Inmate Population Growth Slowing (thanks to 3 Strikes)

Fewer people being sent to prison as statewide crime rate drops; trend may continue.

by Don Thompson
Associated Press

Sacramento– The March ballot measure expands the definition of serious or violent offenses under California’s three-strikes law and boosts penalties for street-gang activities.

However, fewer criminals are being sent to prison, as the state crime rate has fallen for the eighth straight year. The department predicts that will continue.

“I wish I could claim credit for it,” retiring Corrections Director Cal Terhune said.

When he started three years ago, “the population was on that straight-upward trend and we were going to be totally out of beds by now. Through a combination of things, it appears that upward trend has in fact leveled off.”

He and outside experts credit a booming economy, tight job market, the deterrent value of California’s three-strikes law, better drug treatment and parole programs and crime-prevention programs.

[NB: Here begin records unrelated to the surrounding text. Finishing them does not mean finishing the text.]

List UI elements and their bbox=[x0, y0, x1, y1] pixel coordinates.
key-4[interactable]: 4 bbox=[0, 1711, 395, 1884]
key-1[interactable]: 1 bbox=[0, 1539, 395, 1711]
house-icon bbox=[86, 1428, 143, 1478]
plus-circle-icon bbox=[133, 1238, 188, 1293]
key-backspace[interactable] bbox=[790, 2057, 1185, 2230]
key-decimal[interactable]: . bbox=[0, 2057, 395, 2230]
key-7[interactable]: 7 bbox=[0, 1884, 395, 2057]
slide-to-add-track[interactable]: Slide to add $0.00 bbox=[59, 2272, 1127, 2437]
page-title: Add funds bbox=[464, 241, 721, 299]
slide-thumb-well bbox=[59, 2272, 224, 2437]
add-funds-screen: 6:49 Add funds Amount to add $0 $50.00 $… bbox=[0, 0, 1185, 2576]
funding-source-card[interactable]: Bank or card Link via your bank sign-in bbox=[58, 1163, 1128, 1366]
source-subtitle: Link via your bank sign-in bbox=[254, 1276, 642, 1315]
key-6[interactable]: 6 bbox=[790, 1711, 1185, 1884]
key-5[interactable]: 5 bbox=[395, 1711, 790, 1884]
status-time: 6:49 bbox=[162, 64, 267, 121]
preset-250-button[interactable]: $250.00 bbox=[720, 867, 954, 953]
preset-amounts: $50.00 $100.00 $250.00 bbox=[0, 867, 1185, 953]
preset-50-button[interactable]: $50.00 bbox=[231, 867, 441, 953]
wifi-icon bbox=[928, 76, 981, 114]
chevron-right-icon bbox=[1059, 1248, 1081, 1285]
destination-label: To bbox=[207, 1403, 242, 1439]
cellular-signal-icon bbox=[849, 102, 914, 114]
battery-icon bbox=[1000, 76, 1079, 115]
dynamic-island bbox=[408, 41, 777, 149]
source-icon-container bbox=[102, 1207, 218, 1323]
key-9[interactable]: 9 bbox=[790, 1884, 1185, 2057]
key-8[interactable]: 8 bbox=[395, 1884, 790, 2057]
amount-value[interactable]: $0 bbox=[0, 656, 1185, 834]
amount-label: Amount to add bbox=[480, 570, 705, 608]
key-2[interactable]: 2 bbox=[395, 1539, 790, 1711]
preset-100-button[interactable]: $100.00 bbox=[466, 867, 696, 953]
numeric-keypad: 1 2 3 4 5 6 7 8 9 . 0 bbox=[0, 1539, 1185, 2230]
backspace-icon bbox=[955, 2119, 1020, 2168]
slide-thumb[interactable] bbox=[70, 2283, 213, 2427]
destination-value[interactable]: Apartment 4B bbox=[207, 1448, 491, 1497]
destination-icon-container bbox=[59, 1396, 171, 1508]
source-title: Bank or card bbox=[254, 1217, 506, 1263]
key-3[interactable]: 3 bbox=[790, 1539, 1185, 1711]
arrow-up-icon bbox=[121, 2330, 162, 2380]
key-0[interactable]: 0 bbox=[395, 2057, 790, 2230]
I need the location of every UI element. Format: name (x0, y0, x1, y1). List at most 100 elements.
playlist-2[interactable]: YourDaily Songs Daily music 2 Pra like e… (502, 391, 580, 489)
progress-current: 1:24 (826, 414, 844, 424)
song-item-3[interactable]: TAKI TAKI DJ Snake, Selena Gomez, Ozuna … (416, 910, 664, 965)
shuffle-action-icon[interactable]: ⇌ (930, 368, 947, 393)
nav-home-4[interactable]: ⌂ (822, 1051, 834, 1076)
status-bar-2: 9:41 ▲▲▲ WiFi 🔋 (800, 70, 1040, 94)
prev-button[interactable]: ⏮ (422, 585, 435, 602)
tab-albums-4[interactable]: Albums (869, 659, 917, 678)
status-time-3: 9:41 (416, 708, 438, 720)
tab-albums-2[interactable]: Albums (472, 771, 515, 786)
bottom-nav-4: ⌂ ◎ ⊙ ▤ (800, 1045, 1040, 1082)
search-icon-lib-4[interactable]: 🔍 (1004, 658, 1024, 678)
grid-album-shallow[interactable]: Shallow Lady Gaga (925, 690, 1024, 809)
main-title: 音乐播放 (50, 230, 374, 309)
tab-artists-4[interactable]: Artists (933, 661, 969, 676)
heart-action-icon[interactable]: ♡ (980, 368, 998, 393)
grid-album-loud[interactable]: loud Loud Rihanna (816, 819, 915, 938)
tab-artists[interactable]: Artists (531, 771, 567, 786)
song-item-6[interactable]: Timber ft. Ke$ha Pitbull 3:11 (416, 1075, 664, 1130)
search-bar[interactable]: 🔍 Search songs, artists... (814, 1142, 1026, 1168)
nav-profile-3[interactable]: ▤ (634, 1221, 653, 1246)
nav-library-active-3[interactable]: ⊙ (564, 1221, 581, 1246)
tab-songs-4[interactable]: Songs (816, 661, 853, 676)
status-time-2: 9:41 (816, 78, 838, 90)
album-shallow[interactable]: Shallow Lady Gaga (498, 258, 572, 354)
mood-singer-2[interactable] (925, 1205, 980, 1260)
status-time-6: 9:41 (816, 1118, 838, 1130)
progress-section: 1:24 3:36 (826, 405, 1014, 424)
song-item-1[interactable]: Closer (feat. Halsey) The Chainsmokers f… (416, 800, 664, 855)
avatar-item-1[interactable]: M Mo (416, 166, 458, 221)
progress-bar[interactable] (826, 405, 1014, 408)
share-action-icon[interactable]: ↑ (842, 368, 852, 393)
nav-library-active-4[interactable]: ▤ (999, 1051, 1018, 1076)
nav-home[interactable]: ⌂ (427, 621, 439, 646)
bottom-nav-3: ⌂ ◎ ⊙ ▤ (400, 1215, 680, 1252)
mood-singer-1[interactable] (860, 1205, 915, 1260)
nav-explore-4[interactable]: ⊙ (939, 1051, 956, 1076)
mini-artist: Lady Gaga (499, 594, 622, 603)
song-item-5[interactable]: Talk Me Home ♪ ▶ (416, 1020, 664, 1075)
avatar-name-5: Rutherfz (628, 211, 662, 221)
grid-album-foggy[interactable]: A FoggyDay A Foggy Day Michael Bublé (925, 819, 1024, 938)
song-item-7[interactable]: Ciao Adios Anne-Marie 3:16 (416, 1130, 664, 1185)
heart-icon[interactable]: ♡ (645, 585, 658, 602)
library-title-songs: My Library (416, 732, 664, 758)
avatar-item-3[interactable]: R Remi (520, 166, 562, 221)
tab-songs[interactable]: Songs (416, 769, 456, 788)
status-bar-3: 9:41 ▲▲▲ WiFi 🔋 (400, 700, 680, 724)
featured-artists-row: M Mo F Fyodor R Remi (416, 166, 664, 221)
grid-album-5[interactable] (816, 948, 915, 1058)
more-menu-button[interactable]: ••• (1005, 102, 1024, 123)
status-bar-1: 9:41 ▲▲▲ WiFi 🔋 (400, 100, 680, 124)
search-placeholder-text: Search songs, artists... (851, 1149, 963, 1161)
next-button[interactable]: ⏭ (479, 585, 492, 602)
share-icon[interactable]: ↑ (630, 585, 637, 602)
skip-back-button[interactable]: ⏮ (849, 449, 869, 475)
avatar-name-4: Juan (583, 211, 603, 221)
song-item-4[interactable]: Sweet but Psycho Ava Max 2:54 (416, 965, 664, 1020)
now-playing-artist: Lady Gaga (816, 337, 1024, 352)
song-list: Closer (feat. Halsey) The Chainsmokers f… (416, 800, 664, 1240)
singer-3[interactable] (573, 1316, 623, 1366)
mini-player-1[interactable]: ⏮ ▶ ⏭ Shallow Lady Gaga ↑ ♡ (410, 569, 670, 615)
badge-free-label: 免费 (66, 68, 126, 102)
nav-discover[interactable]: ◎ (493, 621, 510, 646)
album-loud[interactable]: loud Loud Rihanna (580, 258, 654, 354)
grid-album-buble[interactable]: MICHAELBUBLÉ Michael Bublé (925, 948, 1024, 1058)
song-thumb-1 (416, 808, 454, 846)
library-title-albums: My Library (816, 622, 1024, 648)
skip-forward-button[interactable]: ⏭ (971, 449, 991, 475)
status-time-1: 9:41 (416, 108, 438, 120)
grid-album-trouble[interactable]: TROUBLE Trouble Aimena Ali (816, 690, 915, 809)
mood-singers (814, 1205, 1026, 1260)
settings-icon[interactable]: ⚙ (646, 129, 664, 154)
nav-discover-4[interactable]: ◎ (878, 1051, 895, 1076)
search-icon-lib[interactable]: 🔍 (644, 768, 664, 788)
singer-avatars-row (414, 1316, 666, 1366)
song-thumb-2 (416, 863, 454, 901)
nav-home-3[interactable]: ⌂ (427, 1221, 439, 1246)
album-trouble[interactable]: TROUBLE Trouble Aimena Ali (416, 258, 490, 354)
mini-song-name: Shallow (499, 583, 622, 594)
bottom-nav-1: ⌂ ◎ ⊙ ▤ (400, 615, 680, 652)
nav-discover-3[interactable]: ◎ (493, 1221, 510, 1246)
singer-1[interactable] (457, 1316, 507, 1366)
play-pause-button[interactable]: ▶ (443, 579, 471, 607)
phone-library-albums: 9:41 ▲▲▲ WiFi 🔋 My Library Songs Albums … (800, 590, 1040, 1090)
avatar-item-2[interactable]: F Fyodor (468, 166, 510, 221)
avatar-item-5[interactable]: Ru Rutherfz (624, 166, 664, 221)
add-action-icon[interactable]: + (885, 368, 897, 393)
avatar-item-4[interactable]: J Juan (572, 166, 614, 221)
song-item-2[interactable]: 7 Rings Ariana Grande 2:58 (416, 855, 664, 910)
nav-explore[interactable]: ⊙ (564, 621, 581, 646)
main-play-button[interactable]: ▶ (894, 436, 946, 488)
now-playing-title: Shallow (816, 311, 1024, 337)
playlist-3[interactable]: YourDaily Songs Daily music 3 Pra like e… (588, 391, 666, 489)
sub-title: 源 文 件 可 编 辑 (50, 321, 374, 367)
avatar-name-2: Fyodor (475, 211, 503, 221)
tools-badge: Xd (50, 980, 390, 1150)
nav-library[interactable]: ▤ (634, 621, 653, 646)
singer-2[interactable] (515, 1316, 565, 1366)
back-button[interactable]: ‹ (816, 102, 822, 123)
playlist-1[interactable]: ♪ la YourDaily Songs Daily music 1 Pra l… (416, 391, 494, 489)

“There’s a real growth pause here,” said University of California at Berkeley law professor Frank Zimring, who has been studying prison growth trends for two decades.

Voters could alter the projections by passing Proposition 36 on the Nov. 7 ballot. The proposition would send first- or second-time nonviolent drug users to treatment instead of prison, which the nonpartisan Legislative Analyst’s Office predicts would cut the prison poulation by as many as 24,000 inmates a year.